W Genewie spotkali się sekretarz stanu USA Antony Blinken i minister spraw zagranicznych Rosji Siergiej Ławrow. Tematem 90-minutowej rozmowy polityków była sytuacja na granicy Rosji z Ukrainą. Na konferencji prasowej po spotkaniu szef rosyjskiej dyplomacji próbował przekonywać, że to Ukraina zagraża części swoich obywateli. A legalną ukraińską władzę wielokrotnie nazywał „reżimem”.

– Prezydent Zełenski, którego wzięli pod skrzydła nasi zachodni koledzy, zachęcając go do robienia wszystkiego, co chce, stwierdził publicznie, że jeżeli jakikolwiek obywatel Ukrainy uważa się za Rosjanina, to niech się zabiera z Ukrainy do Rosji. Dodatkowo nazwał tych w Donbasie, którzy sprzeciwiają się państwowemu terroryzmowi reżimu kijowskiego, nie ludźmi, ale jednostkami. Więc kto komu zagraża i do czego te zagrożenia mogą prowadzić, to dobre pytani – mówił Ławrow.
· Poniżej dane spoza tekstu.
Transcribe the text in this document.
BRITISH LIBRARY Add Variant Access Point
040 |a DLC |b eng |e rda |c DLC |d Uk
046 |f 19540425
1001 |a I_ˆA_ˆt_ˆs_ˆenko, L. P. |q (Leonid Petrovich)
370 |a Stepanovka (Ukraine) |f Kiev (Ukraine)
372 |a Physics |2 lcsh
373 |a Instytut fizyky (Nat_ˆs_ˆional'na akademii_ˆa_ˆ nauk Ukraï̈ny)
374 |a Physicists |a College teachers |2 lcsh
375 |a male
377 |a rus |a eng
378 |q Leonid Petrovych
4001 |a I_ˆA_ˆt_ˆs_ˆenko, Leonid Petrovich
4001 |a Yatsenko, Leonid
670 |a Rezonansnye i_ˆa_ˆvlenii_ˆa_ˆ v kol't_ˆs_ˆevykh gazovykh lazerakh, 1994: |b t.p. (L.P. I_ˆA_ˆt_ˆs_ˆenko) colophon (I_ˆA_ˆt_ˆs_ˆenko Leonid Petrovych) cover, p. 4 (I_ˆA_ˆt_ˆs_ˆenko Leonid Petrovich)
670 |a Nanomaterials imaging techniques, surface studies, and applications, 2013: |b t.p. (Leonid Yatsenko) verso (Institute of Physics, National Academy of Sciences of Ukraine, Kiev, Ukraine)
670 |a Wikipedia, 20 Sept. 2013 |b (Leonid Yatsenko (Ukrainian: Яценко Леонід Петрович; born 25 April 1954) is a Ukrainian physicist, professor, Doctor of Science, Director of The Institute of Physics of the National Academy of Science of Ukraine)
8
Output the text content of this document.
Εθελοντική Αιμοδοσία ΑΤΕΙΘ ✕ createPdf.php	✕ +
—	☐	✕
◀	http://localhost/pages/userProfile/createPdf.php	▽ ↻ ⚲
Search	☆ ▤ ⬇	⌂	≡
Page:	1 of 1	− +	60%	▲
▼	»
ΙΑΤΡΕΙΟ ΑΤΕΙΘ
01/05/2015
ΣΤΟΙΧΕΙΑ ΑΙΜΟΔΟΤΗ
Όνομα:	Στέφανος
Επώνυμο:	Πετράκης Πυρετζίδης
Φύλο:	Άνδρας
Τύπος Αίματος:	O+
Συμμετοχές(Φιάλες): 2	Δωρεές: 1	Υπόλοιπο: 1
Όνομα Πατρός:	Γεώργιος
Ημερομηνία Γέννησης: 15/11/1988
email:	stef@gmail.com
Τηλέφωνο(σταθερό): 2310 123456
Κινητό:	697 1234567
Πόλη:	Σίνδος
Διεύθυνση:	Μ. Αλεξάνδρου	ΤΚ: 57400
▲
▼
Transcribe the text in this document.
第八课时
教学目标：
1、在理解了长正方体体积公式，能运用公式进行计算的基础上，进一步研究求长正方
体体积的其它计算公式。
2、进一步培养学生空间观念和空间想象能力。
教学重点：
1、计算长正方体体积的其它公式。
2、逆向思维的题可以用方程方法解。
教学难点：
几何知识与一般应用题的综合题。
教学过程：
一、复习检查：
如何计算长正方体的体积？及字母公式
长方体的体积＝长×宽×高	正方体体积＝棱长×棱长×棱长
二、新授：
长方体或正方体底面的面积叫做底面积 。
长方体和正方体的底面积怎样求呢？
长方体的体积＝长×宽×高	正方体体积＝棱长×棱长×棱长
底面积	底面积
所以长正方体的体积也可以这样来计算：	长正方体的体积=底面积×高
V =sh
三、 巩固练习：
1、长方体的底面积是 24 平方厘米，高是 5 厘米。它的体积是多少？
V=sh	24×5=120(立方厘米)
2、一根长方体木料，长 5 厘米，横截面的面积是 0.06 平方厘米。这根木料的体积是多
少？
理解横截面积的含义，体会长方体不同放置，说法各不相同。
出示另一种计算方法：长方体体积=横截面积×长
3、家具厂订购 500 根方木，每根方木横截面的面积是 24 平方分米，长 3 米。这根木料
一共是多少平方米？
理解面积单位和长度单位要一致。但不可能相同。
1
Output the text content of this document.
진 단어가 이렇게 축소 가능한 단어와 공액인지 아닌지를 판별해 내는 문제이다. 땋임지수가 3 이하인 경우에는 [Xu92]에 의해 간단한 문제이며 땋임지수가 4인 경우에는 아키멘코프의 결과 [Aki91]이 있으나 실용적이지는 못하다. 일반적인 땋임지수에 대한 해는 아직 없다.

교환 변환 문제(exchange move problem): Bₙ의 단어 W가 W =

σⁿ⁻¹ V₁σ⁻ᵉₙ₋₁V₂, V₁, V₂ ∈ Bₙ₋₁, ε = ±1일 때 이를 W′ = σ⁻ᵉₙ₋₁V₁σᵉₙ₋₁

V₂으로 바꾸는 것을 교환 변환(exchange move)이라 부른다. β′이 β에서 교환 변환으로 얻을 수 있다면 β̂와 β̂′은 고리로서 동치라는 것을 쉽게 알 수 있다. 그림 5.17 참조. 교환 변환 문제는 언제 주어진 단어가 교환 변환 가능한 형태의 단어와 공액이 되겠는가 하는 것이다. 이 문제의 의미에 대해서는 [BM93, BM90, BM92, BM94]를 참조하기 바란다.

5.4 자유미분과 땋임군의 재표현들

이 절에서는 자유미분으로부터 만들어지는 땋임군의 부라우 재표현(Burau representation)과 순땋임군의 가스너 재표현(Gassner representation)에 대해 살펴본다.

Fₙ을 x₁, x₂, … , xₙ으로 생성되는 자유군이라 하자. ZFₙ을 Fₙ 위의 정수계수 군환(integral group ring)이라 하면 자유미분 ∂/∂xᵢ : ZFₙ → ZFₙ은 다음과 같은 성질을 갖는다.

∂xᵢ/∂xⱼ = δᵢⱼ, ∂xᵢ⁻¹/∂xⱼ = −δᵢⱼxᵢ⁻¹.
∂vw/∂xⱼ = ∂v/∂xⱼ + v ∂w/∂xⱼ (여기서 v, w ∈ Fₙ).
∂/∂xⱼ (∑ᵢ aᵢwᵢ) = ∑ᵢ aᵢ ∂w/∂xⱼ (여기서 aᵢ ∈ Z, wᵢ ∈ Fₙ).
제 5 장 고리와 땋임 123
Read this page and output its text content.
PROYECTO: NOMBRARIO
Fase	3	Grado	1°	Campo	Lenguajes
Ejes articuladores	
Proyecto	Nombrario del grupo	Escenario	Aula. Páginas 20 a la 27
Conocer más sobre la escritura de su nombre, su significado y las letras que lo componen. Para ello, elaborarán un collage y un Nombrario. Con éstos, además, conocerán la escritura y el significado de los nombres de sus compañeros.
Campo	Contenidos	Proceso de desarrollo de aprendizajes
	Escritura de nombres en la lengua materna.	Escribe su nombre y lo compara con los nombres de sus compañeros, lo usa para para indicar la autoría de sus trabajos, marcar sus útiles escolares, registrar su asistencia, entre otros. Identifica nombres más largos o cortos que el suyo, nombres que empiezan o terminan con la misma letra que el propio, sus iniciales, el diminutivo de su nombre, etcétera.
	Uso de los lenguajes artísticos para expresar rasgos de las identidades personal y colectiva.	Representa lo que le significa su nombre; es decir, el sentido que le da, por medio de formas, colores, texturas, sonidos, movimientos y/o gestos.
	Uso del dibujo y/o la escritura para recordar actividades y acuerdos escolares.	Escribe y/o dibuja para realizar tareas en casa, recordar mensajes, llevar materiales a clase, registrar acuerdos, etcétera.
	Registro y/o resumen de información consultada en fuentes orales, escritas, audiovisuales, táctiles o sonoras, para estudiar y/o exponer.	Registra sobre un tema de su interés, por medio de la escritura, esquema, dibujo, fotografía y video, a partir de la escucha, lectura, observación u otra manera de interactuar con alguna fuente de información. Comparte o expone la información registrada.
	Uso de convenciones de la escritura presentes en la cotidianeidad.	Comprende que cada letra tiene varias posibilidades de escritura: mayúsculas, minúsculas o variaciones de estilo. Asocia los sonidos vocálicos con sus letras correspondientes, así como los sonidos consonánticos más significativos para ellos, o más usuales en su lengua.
Blinken po spotkaniu z Ławrowem w sprawie napięcia na granicy rosyjsko-ukraińskiej zadeklarował, że Stany Zjednoczone są gotowe, by “pisemnie odpowiedzieć na zgłaszane w ostatnich tygodniach obawy Rosji dotyczące spraw bezpieczeństwa”. Zaznaczył jednak, że “Rosja musi także odnieść się do naszych obaw”. Po tej pisemnej wymianie ma dojść do kolejnego spotkania na szczeblu ministerialnym.